En colère contre tout le monde et attendrissant avec sa mère et sa sœur Jura, Mahmoud va escalader la montagne rocheuse avec Koukou pour s’approcher des nuages et s’éloigner de la terre. Les deux hommes, en des gestes presque naïfs, simulent un vol d’oiseaux.


Tenter l’inconnu…

La quête de liberté est exprimée avec une simplicité trop visible. Trop même au point d’étouffer parfois le récit.  La société est coupable d’enterrer les rêves, d’empêcher les gens de s’épanouir. Reste qu’à tenter « l’inconnu » pour vivre, comme le soutient une jeune amie de Mahmoud, venue de la ville pour « changer » les mentalités d’un village croulant sous le poids des traditions.

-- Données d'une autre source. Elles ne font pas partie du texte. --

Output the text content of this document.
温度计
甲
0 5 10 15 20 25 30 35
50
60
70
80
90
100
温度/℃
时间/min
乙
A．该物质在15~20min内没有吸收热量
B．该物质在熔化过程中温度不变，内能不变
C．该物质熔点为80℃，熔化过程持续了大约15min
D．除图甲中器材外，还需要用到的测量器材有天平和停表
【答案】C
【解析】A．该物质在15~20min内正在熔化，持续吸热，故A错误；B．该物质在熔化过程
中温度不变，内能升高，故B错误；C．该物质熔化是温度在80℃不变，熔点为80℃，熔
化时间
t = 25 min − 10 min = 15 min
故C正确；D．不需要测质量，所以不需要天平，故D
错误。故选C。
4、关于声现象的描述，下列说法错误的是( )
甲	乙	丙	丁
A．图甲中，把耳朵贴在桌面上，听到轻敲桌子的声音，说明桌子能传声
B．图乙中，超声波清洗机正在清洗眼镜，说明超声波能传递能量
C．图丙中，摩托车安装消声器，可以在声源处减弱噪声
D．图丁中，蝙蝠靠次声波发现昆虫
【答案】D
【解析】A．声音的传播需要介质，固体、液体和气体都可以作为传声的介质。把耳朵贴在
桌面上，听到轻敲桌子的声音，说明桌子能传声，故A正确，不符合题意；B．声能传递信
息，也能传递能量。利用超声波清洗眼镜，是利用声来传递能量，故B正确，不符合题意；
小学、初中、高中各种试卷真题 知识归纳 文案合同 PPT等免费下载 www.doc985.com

Omar Belkacemi, qui s’est appuyé sur son propre vécu, entend, à travers ce long métrage, dénoncer des choses, beaucoup de choses, mais sans arriver à contenir sa colère. « On fait trop de concessions à l’ordre établi pour satisfaire tout le monde. Il faut vivre, espérer, rêver… », a-t-il dit dans une interview.
Le plaidoyer clair dans ce film personnel est de « réinventer » le monde. Bien compris. Cela dit, la beauté verdoyante des montagnes de kabylie, la lumière des villages à la tombée de la nuit, le brouillard qui s’avance vers les arbres, le silences des collines donnent au film une sensible touche poétique, servi par des images montées par la française Caroline Beuret comme une série de toiles d’art expressionniste.


Sorti d' »Argu » en France en 2023

Un bel hommage est rendu aussi aux « khala’t », cette assemblée de femmes qui interprètent les chants « Achwiq ». Des chants qui portent aussi leurs douleurs et leurs espoirs en tant que femmes vivant dans une société qui peine encore à s’approcher des rivages de la modernité. « En Kabylie, la femme n’a toujours pas le droit à l’héritage », a soutenu Omar Belkacemi dans la même interview.


La première africaine et arabe « d’Argu », coproduit par le Centre algérien de développement du cinéma (Cadc) et Agence visuel, a eu lieu début novembre 2022 à Tunis à la faveur de la compétition officielle des Journées Cinématographiques (JCC) de Carthage. Et, l’avant-première nationale de ce film en tamazight a eu lieu en novembre 2021.


Ahmed Aggoune, producteur, a annoncé, lors d’un débat à la salle Ibn Zeydoun, après la projection du film, qu' »Argu » sortira en France en 2023, distribué par Les films des deux rives. Le long métrage n’est pas encore sorti en Algérie. Ahmed Aggoune a justifié cela par « l’absence de promotion pour les films en Algérie ».